Batter Up! The Bottom of the 7th
An Eternal Moment — Never Forget
One of my favorite moments on a baseball (softball) diamond came on a night a lot like this night. It was in the gloaming of a mid-summer evening, right at that moment when the sun has descended beyond the horizon, but the sky and all of the surrounding landscape are still lit up with a rare and special golden glow that only lasts for that moment — a moment that will stay with you forever if you can be in that moment.
That night I was, and it has — stayed with me. If all my years of playing ball were in preparation for that single moment, it was well worth it all. I was playing down at the hot corner, third base, a position I loved to play because it required you to always be in the moment. You never knew when a rocket shot of a line drive might come screaming your way, so you were always ready for that. I was playing on a team I truly loved to play on. They were a bunch of guys, all religious as they were from a certain conservative church — and I am not conservative — not a denomination of my preference, but they all shared my love and devotion to the game of baseball/softball, and playing with them was a sheer joy for me.
I was kind of a ringer on their team. A couple of the players had played on one of my teams, the Diamond Flames, and they were in need of a good bat as they were heading into the playoffs one season. One of their big guns had gotten injured mid-season, and wouldn’t make it back in time for the postseason. I was honored that they asked me.
I had to have played at least 4 regular season games with them in order to be on their roster for the playoffs, and so I was recruited to play just in time to meet that requirement. I was a little doubtful at first, maybe even worried that they’d waste their time trying to proselytize to me about their religion, but there was none of that. On the field and in the dugout, we all shared a religious love of the game. I never played with a bunch of guys where that love was so palpable, so readily displayed, and where the whole team was as supportive of one another as those guys were. The following couple of years, I was asked to come back to play for the whole season, and I always looked forward to the beginning of that season with them. I really loved playing with those guys.
So, this moment came in my last season playing, with them or with anyone else, for that matter. I didn’t know it would be, but a serious health condition was right around the corner that would force me out of the game I loved before I had planned to hang up my spikes.

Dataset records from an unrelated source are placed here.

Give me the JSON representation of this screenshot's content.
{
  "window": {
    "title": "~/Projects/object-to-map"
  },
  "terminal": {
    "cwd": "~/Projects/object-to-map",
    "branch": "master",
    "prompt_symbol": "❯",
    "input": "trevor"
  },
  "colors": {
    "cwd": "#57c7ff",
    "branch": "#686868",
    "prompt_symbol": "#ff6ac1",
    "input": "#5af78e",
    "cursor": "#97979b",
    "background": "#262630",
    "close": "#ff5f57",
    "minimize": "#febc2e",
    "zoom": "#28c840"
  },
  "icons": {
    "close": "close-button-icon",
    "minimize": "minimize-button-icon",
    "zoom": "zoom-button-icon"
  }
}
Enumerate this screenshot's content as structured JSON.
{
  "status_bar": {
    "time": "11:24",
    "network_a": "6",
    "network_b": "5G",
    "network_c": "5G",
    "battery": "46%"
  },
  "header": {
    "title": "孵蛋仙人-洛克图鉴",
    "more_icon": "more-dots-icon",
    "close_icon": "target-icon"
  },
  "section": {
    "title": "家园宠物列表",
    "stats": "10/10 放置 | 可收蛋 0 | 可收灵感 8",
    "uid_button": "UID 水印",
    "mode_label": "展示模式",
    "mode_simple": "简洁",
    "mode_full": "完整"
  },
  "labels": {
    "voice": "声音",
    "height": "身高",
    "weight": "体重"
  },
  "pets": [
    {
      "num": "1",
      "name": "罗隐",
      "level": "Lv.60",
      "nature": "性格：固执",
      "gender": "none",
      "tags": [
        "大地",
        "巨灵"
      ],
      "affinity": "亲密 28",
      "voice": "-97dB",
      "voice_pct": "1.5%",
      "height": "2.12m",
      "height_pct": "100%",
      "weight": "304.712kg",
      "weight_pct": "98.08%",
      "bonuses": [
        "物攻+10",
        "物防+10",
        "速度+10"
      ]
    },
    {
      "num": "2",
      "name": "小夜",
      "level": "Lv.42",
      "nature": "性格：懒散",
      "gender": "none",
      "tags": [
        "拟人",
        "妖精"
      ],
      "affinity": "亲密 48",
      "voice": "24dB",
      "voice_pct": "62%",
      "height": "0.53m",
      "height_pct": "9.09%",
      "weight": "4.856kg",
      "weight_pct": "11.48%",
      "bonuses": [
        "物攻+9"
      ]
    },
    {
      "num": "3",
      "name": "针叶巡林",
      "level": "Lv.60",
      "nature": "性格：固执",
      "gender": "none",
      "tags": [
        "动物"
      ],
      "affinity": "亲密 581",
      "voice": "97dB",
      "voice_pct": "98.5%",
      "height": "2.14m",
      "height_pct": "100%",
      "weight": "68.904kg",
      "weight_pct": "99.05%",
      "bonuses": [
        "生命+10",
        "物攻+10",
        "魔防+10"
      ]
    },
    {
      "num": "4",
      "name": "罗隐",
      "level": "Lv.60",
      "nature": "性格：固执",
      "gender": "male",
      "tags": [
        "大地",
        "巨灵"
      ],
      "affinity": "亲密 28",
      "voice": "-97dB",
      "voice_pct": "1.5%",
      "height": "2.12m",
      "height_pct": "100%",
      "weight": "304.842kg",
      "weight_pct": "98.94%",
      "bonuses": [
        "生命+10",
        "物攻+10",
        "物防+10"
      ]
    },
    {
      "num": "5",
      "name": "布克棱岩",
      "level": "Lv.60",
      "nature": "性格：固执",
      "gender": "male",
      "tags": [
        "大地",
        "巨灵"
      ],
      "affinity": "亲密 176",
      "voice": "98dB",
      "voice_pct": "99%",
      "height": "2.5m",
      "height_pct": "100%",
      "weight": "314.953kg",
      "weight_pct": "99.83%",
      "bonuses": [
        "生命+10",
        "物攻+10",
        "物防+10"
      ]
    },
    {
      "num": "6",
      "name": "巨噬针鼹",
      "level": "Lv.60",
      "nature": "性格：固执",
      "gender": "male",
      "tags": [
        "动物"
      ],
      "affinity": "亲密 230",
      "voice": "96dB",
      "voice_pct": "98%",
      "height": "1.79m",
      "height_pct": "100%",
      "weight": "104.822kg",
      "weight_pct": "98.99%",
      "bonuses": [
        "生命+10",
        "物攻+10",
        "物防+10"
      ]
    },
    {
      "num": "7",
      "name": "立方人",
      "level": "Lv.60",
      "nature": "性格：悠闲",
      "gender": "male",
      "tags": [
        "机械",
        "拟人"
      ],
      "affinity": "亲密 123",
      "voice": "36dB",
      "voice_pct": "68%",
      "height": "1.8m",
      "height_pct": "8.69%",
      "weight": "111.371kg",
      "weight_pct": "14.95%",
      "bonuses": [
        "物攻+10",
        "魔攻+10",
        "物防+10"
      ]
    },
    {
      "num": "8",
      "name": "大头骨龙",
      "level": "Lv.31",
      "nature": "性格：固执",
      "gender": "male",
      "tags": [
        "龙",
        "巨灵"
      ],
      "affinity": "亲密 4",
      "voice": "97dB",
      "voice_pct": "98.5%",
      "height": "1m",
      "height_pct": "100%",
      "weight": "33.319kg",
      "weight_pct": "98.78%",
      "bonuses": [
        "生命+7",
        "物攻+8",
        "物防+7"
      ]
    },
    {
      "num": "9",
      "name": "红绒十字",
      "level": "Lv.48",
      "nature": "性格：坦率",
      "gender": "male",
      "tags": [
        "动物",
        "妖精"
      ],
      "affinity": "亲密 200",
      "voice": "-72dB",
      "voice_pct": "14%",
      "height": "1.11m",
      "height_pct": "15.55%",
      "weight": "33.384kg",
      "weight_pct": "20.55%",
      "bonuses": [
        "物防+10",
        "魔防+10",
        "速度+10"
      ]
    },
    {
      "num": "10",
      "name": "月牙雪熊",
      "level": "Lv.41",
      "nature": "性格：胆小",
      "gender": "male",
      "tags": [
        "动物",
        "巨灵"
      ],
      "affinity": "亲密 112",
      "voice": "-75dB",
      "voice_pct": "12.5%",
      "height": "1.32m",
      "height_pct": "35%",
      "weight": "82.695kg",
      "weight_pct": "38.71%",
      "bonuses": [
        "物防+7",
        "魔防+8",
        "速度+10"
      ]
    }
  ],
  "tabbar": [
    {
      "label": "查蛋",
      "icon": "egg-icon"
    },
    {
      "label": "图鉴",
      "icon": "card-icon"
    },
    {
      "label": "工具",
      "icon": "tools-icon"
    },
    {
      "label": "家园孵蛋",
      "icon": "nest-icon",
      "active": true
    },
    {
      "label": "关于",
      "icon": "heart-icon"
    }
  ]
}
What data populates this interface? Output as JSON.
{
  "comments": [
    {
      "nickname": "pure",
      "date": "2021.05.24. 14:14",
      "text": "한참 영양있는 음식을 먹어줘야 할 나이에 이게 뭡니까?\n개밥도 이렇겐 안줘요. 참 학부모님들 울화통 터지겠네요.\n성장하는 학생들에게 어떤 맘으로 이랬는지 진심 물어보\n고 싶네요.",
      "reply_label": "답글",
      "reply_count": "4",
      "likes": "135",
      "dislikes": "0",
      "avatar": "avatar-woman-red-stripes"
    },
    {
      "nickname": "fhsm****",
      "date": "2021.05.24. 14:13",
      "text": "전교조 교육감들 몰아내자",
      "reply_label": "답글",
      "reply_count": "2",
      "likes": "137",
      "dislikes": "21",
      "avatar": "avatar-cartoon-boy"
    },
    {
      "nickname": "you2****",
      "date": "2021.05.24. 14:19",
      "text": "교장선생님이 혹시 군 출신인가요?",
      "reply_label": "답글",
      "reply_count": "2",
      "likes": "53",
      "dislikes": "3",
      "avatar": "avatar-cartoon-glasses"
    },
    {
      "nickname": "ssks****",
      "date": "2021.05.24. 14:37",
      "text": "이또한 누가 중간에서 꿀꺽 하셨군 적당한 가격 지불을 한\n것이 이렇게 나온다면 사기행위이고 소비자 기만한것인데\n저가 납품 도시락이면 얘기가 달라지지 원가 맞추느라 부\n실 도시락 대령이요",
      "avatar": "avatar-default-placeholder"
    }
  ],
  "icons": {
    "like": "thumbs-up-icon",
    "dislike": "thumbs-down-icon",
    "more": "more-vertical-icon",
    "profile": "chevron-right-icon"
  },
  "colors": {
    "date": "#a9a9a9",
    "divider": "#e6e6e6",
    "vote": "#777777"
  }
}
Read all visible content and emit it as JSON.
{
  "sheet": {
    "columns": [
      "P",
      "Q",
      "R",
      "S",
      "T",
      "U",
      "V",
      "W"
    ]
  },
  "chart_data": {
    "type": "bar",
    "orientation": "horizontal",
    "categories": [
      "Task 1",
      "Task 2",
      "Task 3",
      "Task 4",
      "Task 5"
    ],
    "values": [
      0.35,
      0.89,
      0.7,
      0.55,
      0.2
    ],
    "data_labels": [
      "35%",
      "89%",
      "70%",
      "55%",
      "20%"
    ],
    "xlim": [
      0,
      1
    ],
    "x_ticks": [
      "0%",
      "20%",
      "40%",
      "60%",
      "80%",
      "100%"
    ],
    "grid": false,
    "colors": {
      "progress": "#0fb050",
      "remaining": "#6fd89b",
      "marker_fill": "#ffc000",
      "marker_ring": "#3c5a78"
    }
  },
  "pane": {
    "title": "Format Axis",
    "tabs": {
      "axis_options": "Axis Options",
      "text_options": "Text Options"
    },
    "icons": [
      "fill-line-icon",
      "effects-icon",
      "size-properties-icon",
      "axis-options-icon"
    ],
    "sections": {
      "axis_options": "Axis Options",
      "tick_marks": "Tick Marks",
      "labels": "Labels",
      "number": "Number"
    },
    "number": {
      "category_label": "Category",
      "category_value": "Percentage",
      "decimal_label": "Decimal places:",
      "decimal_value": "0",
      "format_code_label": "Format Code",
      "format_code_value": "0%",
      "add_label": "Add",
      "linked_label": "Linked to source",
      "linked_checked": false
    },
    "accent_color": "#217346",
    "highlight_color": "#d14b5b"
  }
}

I was truly at the height of my game then, but of all the teams I played with (I played on about 4 different teams at that point), there was none where I played better ball, or with better results. With those guys, I just seemed to be able to be completely dialed in as I manned the hot corner, and my bat was smoking hot with them, routinely hitting scorching line drives into the gaps, playing with a level of confidence I didn’t have with any other team.
So, in this moment, in the gloaming, down there at 3rd base awaiting the next pitch, the next chance to make a great play on a hot hit my way, I looked around at the whole setting, the whole scene, and just for that moment, it took my breath away. I was in utter awe, of it all. It was just so freaking beautiful, and I was so grateful to be right there, in that moment. I damn near cried, I was filled with such incredible joy.
Then, in the very next moment, the pitcher delivered a pitch to the plate, and before the batter even swung his bat at that ball, my feet instinctively carried me towards the foul line, and as the batter sent a scorching line drive foul ten feet to my right, in one motion I was already diving with my glove outstretched, and that ball found its way into my outstretched glove for the out, as I finished my dive and landed on that infield dirt with a hard thud, a ball in my glove, a smile on my face, and thrilled to the sounds of a team that loved what I had just done. As I lay there, I thought, “But I didn’t do it — this moment was a total gift.”
While I had many such moments on a softball diamond, that moment is the one that will probably stay with me the longest. It was only about a month and a half later that I had to tell those guys the sad news about my brain tumor, and that I probably wouldn’t be back for the rest of that season. I was experiencing extreme bouts of vertigo that the tumor had set off, and had to dial back my level of physical activity. Later that year, in the fall season, those guys got me back out there for one final double-header, so I got to wrap up my 11 year playing career playing with a bunch of guys that I really loved playing ball with. My game had already grown a little rusty by then, and was unable to play with the same sheer sense of abandon I was accustomed to playing with them. But, it was a fitting way to end a remarkable 11 year run of doing what I loved to do best.
I left the game with no regrets. I left it all out there on the field, and was left with moments like that described here to carry with me for the rest of my life. Not a bad deal, not bad at all. I am so grateful to have had those experiences. And that brings us to the 7th inning stretch — won’t you join me in singing a funny little song that gets sung at every major league ball park in the 7th inning — “Take me out to the ballgame, take me out to the crowd, Buy me some peanuts and Cracker Jacks, I don’t care if I never come back, for it’s root, root, root for the home team, if they don’t win it’s a shame, for it’s One — Two — Three strikes you’re out at the old ballgame.”